Continuing on myself and my family's writing journey here is the next installment. The rules are simple. 1) Someone pics a topic 2) We have fifteen minutes to write. 3) We read our works out loud. 4) We vote via chocolate chips. 5) The kids type out there stories as they wrote them with minimal corrections.
Topic: Swimming in the Ocean.
Sydney
As I stood by the banks of the shore I remembered the memory of two years ago flashed past. I swore to never come here again but no. The water called to me, I felt a sudden urge to jump in ut before I could make up my mind I was knocked into a wave which pulled me under. I tried to resurface but another wave knocked me down again. I felt my breath was being pulled away from me. Then finally the waves subsided and I stood up. I seemed that when I was under time stopped for no one seemed to have noticed a girl drowning, arms flailing in the air.Then I realized this fear might kill me so might as well overcome it and as another wave came crashing in I dove under. When I got up I realized that I didn’t have to be scared of the water. I was soon joined by my friends and we swam in the ocean the rest of the day
Conlan
His head broke the surface and he gasped for air. Plunging under again he takes 2 strokes. The water rushes past as he is propelled along. Beside him competitors lead ahead. When he goes under again he takes 3 strokes trying to catch up. But he runs out of air and falters. His arms are slowing down but he pushes on. In the distances a boat signals the finish line. Arms on fire he pushes harder. Thinking that failure is only giving up. The winner passes the finish line, 50 meters ahead. He slows down and starts to despair. 2nd place reaches the end. Then he steals himself and his resolve hardens. He churns water moving forward. But he reaches at last place. His coach helps him out onto his legs and says.”Hey not so bad for only arms.” As he straps on his prosthetic legs.
Jason
I woke up at night in a sweat. That nagging feeling had been bothering me all evening since we arrived home. I stranded it. Left it alone. To waste away. Swept away. Rust away.

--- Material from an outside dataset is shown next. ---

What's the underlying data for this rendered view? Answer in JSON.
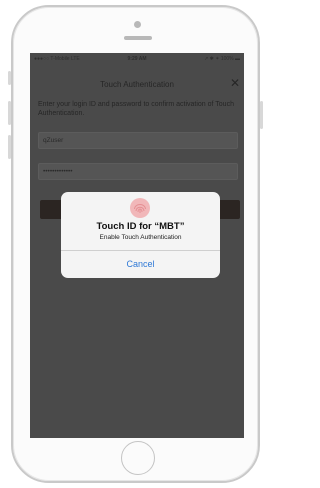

Many years later, the memory would still haunt me. I could still feel the grit of wet sand between my hands and the wood. You know that feeling. You can quite wipe your hands free of any grit no matter how hard you try, yet when you grip the wood handle, you make another attempt to brush off the sand.
Of course your hand just gets sandier when you dig. Digging deeper but not wider. Eventually you will just hit water and the sides of the hole start to collapse like melted butter. Frantically, you try to dig deeper-but you can never win. Never. The sand, the water, and especially the tide. Ever present and all too powerful. Water always comes in, relents and flows out.
Anything left in the tidal zone will perish. For the strong or at least the capable can swim against the tide and survive. But I doomed it as it was not a strong swimmer. It couldn't even bob in the water despite its cellulose composition.
And that is what haunted me over these many years. Its probably silly to even think of any alternate outcome. But perhaps there was an alternate ending. Perhaps another child like myself wandered the shore and saw a lonely wooden handled shovel sitting in a caving in hole. But-no there's no chance a little boy or girl would pick up a worn/misshapen shovel. It simply drowned. I let it drown. shovels don't swim the ocean.